Monday 13 June 2011

Measuring access

BIS is consulting on a new statistical indicator for widening participation - the proportion of young entrants previously in receipt of free school meals (FSM). They can calculate this by matching the individualised HESA data from universities and colleges to the individualised schools data from previous years. If you have a Jiscmail account you can read Mike Milne-Picken's detailed analysis on the Admin-Planning list.

The existing measures are Socio-economic class (NS-SEC), state school, and low participation neighbourhoods, all of which are derived entirely from the HESA data provided by institutions. SEC in particular is troublesome and getting more troublesome, because applicants are increasingly unwilling to answer questions about their (or their parents') occupations, or they answer them untruthfully because they think that middle-class parentage will count against them in the admissions process. Whether or not you went to state school is fairly uninformative about social disadvantage. The postcode data are easy to collect but, especially in London, there are weaknesses where rich and poor people live too close together.

From my perspective, through, the main weaknesses of the existing data are their poor coverage of PT students and mature FT entrants. PT entrants will not usually pass through UCAS so the SEC data are not usually collected, whilst neighbourhood data is particularly unreliable if it describes the area where you currently live rather than the area where you were brought up. The FSM measure will be even worse for this group than our current approaches, though, because matching to decade-or-more-old schools data will be effectively impossible.
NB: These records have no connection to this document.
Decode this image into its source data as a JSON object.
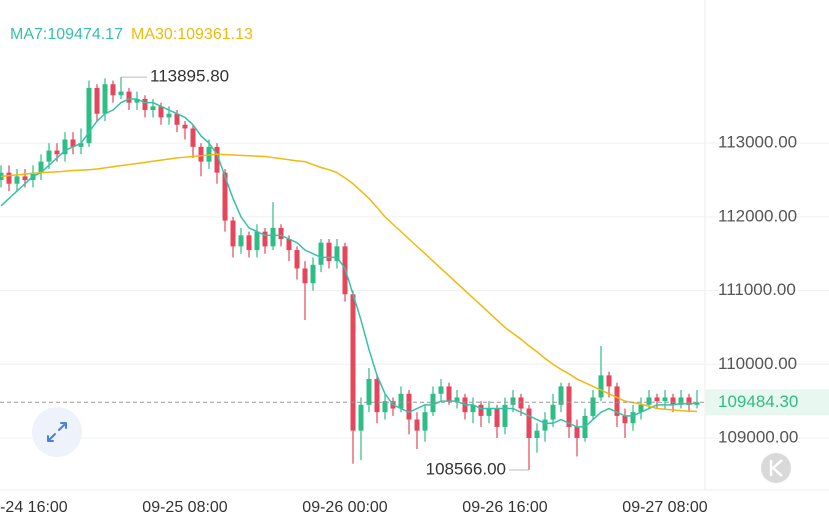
{
  "chart_data": {
    "type": "candlestick",
    "categories": [
      null,
      null,
      null,
      "09-24 16:00",
      null,
      null,
      null,
      null,
      null,
      null,
      null,
      null,
      null,
      null,
      null,
      null,
      null,
      null,
      null,
      null,
      null,
      null,
      null,
      "09-25 08:00",
      null,
      null,
      null,
      null,
      null,
      null,
      null,
      null,
      null,
      null,
      null,
      null,
      null,
      null,
      null,
      null,
      null,
      null,
      null,
      "09-26 00:00",
      null,
      null,
      null,
      null,
      null,
      null,
      null,
      null,
      null,
      null,
      null,
      null,
      null,
      null,
      null,
      null,
      null,
      null,
      null,
      "09-26 16:00",
      null,
      null,
      null,
      null,
      null,
      null,
      null,
      null,
      null,
      null,
      null,
      null,
      null,
      null,
      null,
      null,
      null,
      null,
      null,
      "09-27 08:00",
      null,
      null,
      null,
      null
    ],
    "open": [
      112500,
      112600,
      112450,
      112550,
      112500,
      112600,
      112750,
      112900,
      112850,
      113050,
      112950,
      113000,
      113750,
      113400,
      113800,
      113650,
      113700,
      113550,
      113600,
      113450,
      113500,
      113350,
      113400,
      113250,
      113200,
      112950,
      112750,
      112950,
      112600,
      111950,
      111600,
      111750,
      111550,
      111800,
      111600,
      111850,
      111700,
      111550,
      111300,
      111100,
      111350,
      111650,
      111400,
      111600,
      110950,
      109100,
      109450,
      109800,
      109350,
      109500,
      109400,
      109600,
      109250,
      109100,
      109350,
      109600,
      109700,
      109500,
      109550,
      109350,
      109450,
      109300,
      109400,
      109150,
      109450,
      109550,
      109400,
      109000,
      109100,
      109250,
      109450,
      109700,
      109150,
      109000,
      109300,
      109550,
      109850,
      109700,
      109300,
      109200,
      109350,
      109450,
      109550,
      109500,
      109550,
      109450,
      109550,
      109450
    ],
    "high": [
      112700,
      112700,
      112650,
      112650,
      112700,
      112850,
      113000,
      113000,
      113150,
      113150,
      113200,
      113850,
      113800,
      113880,
      113850,
      113895.8,
      113750,
      113700,
      113650,
      113600,
      113550,
      113500,
      113450,
      113300,
      113250,
      113000,
      113050,
      113000,
      112650,
      112000,
      111850,
      111800,
      111900,
      111850,
      112200,
      111900,
      111750,
      111600,
      111400,
      111450,
      111700,
      111700,
      111700,
      111650,
      111000,
      109550,
      109950,
      109850,
      109600,
      109550,
      109700,
      109650,
      109350,
      109450,
      109700,
      109800,
      109750,
      109650,
      109600,
      109550,
      109500,
      109500,
      109450,
      109550,
      109650,
      109600,
      109450,
      109200,
      109350,
      109600,
      109750,
      109750,
      109250,
      109400,
      109650,
      110250,
      109900,
      109750,
      109400,
      109450,
      109550,
      109650,
      109600,
      109650,
      109600,
      109650,
      109600,
      109650
    ],
    "low": [
      112400,
      112350,
      112350,
      112400,
      112400,
      112500,
      112650,
      112750,
      112750,
      112850,
      112850,
      112950,
      113300,
      113300,
      113550,
      113600,
      113450,
      113450,
      113350,
      113350,
      113250,
      113250,
      113150,
      113050,
      112800,
      112550,
      112650,
      112450,
      111800,
      111450,
      111500,
      111450,
      111450,
      111500,
      111550,
      111600,
      111400,
      111150,
      110600,
      111000,
      111250,
      111300,
      111300,
      110850,
      108650,
      108700,
      109350,
      109200,
      109250,
      109300,
      109350,
      109050,
      108850,
      108950,
      109300,
      109500,
      109450,
      109400,
      109250,
      109200,
      109150,
      109200,
      109000,
      109050,
      109350,
      109300,
      108566,
      108800,
      108950,
      109150,
      109350,
      109000,
      108750,
      108950,
      109250,
      109500,
      109550,
      109150,
      109000,
      109100,
      109250,
      109400,
      109400,
      109400,
      109350,
      109400,
      109350,
      109400
    ],
    "close": [
      112600,
      112450,
      112550,
      112500,
      112600,
      112750,
      112900,
      112850,
      113050,
      112950,
      113000,
      113750,
      113400,
      113800,
      113650,
      113700,
      113550,
      113600,
      113450,
      113500,
      113350,
      113400,
      113250,
      113200,
      112950,
      112750,
      112950,
      112600,
      111950,
      111600,
      111750,
      111550,
      111800,
      111600,
      111850,
      111700,
      111550,
      111300,
      111100,
      111350,
      111650,
      111400,
      111600,
      110950,
      109100,
      109450,
      109800,
      109350,
      109500,
      109400,
      109600,
      109250,
      109100,
      109350,
      109600,
      109700,
      109500,
      109550,
      109350,
      109450,
      109300,
      109400,
      109150,
      109450,
      109550,
      109400,
      109000,
      109100,
      109250,
      109450,
      109700,
      109150,
      109000,
      109300,
      109550,
      109850,
      109700,
      109300,
      109200,
      109350,
      109450,
      109550,
      109500,
      109550,
      109450,
      109550,
      109450,
      109484.3
    ],
    "up_color": "#2ebd85",
    "down_color": "#e5465b",
    "series": [
      {
        "name": "MA7:109474.17",
        "color": "#35c2a8",
        "values": [
          112150,
          112250,
          112350,
          112450,
          112550,
          112600,
          112700,
          112800,
          112900,
          112950,
          113000,
          113150,
          113300,
          113400,
          113450,
          113550,
          113600,
          113600,
          113550,
          113550,
          113500,
          113450,
          113400,
          113350,
          113250,
          113100,
          113000,
          112850,
          112550,
          112250,
          112000,
          111850,
          111800,
          111750,
          111750,
          111750,
          111700,
          111650,
          111550,
          111500,
          111450,
          111450,
          111450,
          111300,
          110950,
          110600,
          110200,
          109850,
          109600,
          109450,
          109400,
          109350,
          109400,
          109450,
          109450,
          109500,
          109500,
          109500,
          109450,
          109450,
          109400,
          109400,
          109400,
          109400,
          109400,
          109350,
          109300,
          109250,
          109200,
          109200,
          109250,
          109200,
          109150,
          109150,
          109250,
          109350,
          109400,
          109350,
          109300,
          109300,
          109350,
          109400,
          109450,
          109450,
          109450,
          109470,
          109460,
          109474.17
        ]
      },
      {
        "name": "MA30:109361.13",
        "color": "#f0b90b",
        "values": [
          112550,
          112560,
          112570,
          112580,
          112590,
          112600,
          112605,
          112610,
          112620,
          112630,
          112635,
          112640,
          112650,
          112665,
          112680,
          112695,
          112710,
          112725,
          112740,
          112755,
          112770,
          112785,
          112800,
          112810,
          112820,
          112830,
          112840,
          112850,
          112845,
          112840,
          112835,
          112830,
          112825,
          112820,
          112805,
          112790,
          112775,
          112760,
          112750,
          112710,
          112670,
          112640,
          112600,
          112530,
          112450,
          112350,
          112250,
          112130,
          112000,
          111900,
          111800,
          111700,
          111600,
          111500,
          111400,
          111300,
          111200,
          111100,
          111000,
          110900,
          110800,
          110700,
          110600,
          110500,
          110420,
          110340,
          110250,
          110170,
          110080,
          110000,
          109930,
          109870,
          109800,
          109750,
          109700,
          109650,
          109600,
          109550,
          109500,
          109480,
          109460,
          109430,
          109400,
          109390,
          109380,
          109370,
          109365,
          109361.13
        ]
      }
    ],
    "high_label": "113895.80",
    "low_label": "108566.00",
    "last_label": "109484.30",
    "ylim": [
      108430,
      114780
    ],
    "yticks": [
      {
        "value": 109000,
        "label": "109000.00"
      },
      {
        "value": 110000,
        "label": "110000.00"
      },
      {
        "value": 111000,
        "label": "111000.00"
      },
      {
        "value": 112000,
        "label": "112000.00"
      },
      {
        "value": 113000,
        "label": "113000.00"
      }
    ],
    "grid": true
  }
}
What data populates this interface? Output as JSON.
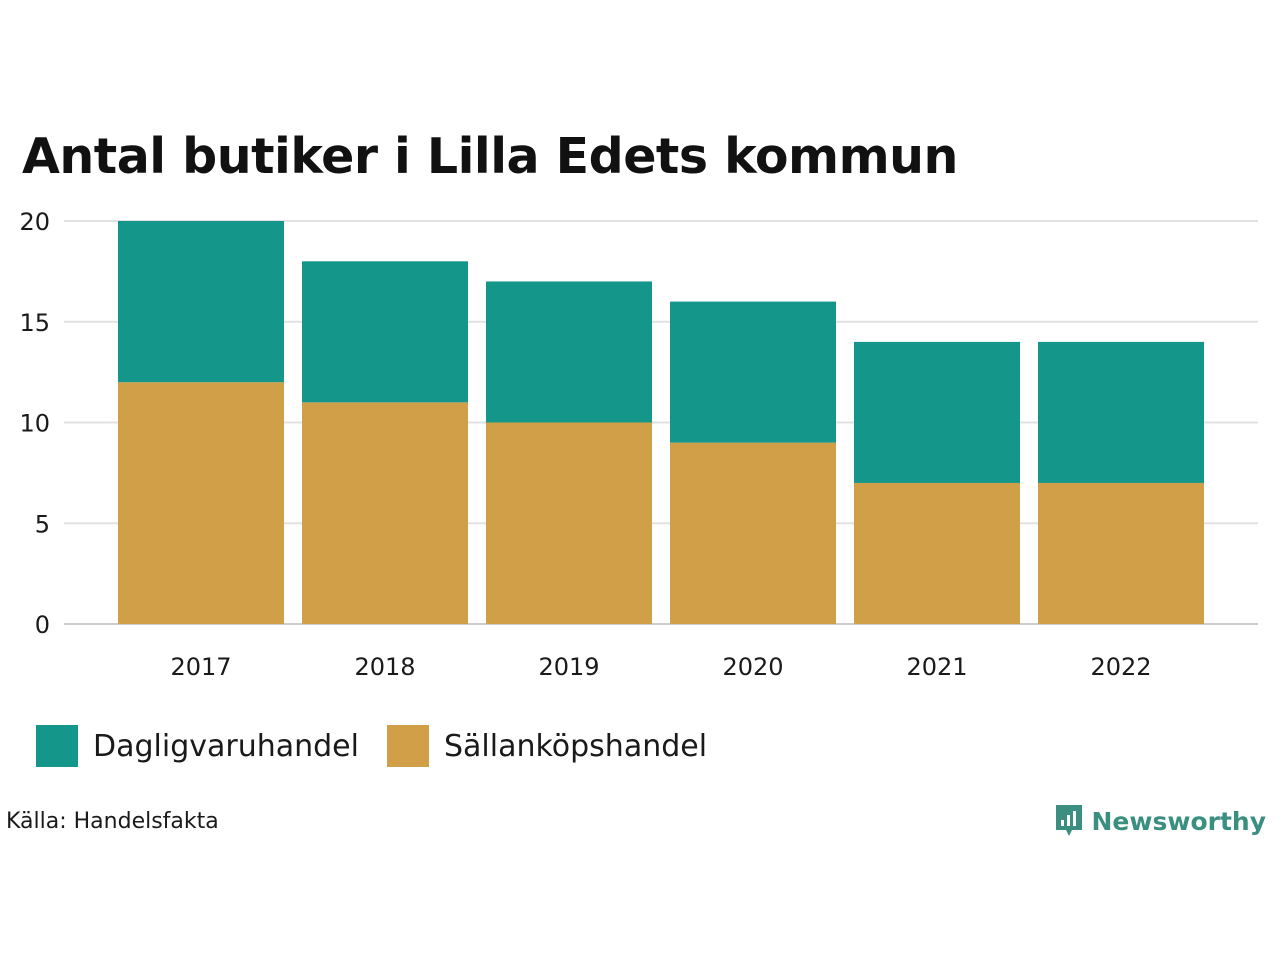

Young FT entrants are obviously an important group, but so are mature and PT entrants, and so often the young full timers seem to hog all the limelight. The mature and PT entrants are not like the young entrants, in particular they are from different ethnic and social groups - precisely the kinds of differences that should be relevant to WP policy. If the published data concentrate even more attention on young students, that cannot lead to good policy making.

A second problem relates to transparency. Rightly, the schools data is not going to be shared with institutions, so we will not know which of our students are FSM or not-FSM. This will be a big frustration to university managers who can currently tell pretty easily who their WP students are - at l;east among that young FT group.

Given the increasing weakness of the NS-SEC data, FSM may be the right solution. I suppose my hesitation is that I see it as a solution to the wrong problem.